砂漠の夜の幻想奇談


「無礼者!!」

罵りながらカシェルダが素早く動いた。

長剣を放り出し、短剣でダハナシュの首を狙う。

「おっと、危ない」

それを軽々と避けた魔神は、少し懲らしめてやろうとカシェルダに手を伸ばした。

しかし――。


「ダハナシュ!」


サフィーアの声がしたかと思うと、彼は腕をグイと引き寄せられた。

そのままダハナシュの頬に柔らかいものが押し当てられる。


「姫っ!?」

一部始終を見ていたカシェルダが非難するような声を上げた。

「フッ、フフ…嬉しいぞ。

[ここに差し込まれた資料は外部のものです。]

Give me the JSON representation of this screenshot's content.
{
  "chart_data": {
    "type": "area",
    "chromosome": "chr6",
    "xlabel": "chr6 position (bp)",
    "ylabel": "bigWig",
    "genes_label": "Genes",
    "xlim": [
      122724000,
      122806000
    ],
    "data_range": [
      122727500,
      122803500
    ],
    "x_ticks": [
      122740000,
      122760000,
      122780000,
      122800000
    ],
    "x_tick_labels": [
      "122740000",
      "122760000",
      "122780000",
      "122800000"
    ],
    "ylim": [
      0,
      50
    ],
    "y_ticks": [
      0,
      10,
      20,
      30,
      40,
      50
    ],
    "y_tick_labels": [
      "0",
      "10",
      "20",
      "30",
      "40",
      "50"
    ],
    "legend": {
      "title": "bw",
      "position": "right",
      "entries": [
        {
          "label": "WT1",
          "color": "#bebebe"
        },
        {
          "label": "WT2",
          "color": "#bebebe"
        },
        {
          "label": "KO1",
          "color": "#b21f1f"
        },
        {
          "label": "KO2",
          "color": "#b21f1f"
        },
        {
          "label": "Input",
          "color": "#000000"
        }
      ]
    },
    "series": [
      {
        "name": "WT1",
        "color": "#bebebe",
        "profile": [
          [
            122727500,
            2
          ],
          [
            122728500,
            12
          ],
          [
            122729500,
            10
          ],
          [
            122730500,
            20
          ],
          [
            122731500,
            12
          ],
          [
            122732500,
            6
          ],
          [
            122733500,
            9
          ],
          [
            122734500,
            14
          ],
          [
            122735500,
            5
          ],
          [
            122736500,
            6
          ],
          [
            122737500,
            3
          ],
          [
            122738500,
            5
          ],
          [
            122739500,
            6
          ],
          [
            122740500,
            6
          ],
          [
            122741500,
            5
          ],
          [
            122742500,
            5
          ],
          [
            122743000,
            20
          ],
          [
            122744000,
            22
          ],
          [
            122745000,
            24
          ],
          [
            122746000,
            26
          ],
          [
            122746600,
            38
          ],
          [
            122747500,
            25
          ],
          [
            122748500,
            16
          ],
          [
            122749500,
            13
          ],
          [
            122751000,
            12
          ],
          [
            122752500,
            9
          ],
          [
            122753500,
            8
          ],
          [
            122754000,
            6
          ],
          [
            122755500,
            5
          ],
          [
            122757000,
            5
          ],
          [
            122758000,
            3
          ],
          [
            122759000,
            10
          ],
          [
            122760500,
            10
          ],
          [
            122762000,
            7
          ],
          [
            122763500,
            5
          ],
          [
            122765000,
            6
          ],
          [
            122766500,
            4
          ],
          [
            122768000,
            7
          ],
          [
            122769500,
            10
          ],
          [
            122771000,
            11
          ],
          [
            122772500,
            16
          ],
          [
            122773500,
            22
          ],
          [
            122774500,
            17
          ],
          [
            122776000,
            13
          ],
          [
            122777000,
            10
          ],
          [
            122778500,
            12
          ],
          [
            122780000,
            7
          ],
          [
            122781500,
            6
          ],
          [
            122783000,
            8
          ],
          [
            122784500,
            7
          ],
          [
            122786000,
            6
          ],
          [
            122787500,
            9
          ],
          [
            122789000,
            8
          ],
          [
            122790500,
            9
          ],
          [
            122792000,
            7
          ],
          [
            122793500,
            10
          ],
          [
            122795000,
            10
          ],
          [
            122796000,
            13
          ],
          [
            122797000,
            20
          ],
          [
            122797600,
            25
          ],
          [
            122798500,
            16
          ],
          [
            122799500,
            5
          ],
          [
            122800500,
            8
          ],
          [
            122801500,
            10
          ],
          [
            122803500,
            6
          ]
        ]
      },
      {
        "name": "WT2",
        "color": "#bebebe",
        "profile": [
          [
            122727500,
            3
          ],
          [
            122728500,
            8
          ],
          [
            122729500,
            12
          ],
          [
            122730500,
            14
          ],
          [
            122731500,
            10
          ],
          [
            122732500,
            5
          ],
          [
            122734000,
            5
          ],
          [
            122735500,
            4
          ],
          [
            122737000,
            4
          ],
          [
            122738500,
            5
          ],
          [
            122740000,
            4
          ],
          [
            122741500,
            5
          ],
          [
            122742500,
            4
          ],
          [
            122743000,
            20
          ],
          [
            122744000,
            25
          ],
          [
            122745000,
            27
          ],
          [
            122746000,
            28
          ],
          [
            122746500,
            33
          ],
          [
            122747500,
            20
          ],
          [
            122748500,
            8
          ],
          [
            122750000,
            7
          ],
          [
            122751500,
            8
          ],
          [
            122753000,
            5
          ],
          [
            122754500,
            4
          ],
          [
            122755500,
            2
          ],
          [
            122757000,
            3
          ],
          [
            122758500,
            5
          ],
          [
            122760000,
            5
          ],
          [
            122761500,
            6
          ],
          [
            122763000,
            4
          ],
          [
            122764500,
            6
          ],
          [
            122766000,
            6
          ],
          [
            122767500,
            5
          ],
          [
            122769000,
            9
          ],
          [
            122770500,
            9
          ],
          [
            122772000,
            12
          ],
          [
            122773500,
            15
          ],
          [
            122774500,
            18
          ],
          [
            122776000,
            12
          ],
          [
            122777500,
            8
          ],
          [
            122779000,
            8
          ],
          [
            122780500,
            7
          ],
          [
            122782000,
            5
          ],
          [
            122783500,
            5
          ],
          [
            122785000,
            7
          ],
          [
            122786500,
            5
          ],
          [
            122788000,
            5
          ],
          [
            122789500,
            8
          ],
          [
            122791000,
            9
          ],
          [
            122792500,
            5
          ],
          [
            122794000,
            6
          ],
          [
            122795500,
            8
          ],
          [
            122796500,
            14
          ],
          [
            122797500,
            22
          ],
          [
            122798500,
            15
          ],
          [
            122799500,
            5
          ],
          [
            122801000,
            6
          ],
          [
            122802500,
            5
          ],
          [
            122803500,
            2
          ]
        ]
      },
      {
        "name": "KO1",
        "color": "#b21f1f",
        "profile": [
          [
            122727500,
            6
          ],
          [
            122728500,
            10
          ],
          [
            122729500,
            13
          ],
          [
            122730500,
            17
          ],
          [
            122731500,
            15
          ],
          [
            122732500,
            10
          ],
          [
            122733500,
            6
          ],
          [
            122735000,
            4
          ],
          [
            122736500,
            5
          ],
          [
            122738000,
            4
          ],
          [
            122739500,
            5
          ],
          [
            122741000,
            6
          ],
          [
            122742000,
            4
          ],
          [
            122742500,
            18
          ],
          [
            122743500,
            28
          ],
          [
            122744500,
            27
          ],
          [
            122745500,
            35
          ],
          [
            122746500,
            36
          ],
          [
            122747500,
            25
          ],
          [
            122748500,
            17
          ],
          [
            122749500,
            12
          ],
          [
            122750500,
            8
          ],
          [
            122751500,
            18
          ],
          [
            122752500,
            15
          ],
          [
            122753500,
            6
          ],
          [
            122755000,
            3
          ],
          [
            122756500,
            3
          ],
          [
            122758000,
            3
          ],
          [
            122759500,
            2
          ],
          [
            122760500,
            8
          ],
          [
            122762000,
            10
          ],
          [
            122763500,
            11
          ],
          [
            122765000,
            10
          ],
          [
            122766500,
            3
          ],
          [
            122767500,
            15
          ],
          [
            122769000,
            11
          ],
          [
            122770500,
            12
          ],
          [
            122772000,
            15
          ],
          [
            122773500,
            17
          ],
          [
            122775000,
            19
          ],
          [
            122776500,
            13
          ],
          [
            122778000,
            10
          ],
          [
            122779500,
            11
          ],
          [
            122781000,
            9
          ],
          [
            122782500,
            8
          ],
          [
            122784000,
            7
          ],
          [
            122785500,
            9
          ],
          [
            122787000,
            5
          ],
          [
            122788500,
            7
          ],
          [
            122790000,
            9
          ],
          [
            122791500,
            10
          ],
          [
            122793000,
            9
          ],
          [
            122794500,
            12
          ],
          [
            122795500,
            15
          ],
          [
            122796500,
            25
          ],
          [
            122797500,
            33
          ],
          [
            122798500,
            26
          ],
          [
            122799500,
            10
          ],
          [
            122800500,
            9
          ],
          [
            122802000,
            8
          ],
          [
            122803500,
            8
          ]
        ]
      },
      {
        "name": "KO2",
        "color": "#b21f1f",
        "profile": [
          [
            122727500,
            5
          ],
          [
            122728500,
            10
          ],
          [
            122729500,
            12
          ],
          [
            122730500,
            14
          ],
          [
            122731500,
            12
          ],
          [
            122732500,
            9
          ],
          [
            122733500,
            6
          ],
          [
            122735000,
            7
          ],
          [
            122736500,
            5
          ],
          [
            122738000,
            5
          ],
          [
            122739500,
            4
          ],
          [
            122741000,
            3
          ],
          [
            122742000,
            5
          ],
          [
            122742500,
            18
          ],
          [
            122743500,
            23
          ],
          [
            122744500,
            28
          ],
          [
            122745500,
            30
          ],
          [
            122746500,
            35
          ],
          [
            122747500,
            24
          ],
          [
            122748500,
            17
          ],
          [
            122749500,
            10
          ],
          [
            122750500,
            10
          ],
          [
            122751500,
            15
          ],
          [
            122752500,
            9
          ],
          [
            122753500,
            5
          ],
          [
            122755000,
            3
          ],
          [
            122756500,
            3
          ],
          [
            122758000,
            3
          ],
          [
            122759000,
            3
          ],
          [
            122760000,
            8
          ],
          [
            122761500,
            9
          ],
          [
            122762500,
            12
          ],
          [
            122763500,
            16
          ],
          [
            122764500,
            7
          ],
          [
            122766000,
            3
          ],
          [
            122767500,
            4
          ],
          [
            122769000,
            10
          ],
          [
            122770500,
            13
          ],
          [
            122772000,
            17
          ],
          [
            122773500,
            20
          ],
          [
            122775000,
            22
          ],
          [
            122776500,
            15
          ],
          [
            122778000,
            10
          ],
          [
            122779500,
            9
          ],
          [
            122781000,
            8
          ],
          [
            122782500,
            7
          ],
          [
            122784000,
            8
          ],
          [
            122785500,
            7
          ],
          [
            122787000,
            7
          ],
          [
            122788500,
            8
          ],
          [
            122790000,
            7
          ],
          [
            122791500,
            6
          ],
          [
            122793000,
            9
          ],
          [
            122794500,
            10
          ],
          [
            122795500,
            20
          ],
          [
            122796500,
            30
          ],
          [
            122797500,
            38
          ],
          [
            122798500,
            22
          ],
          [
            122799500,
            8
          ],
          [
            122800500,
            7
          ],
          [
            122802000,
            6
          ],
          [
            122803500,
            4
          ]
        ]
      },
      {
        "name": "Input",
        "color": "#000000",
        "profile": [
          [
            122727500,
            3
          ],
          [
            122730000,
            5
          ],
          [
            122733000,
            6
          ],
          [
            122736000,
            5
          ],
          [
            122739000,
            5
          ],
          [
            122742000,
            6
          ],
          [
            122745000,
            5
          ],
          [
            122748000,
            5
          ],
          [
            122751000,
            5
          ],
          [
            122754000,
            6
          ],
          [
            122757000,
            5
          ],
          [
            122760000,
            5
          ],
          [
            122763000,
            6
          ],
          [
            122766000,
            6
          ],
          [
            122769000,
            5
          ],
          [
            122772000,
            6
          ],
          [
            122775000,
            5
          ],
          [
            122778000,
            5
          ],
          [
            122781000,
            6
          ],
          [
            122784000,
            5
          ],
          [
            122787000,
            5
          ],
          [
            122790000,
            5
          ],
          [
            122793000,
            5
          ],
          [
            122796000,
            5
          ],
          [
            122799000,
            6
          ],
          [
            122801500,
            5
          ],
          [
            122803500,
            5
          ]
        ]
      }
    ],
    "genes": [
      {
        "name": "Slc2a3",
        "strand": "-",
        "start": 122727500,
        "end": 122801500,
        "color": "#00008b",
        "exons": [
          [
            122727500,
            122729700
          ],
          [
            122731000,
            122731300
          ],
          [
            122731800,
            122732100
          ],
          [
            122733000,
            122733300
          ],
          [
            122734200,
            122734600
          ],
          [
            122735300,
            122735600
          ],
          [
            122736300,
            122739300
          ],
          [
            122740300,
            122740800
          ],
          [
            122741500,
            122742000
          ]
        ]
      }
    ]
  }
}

サフィーア姫!」

それはほんの一瞬のことだった。

サフィーアからの頬への口づけ。

ダハナシュは興奮さめやらぬ状態で彼女を腕に抱いた。

「では行こう」

「きゃ!」

ふわりと浮かび上がるダハナシュに驚きの悲鳴を上げる。

「サフィーア姫!!」

「カシェルダ!?」

少し浮上したダハナシュの足にカシェルダがしがみついた。

「フン、ついて来るか。まあ良い。振り落とされないよう気をつけろ」



それから、魔神はものすごい速さで空を飛び始めた。

目眩がしそうになり目を閉じるサフィーアに、必死でダハナシュの足に取りすがるカシェルダ。

そんな二人などお構いなしに、ご機嫌な魔神は鼻歌を口ずさみながら砂漠へと向かったのだった。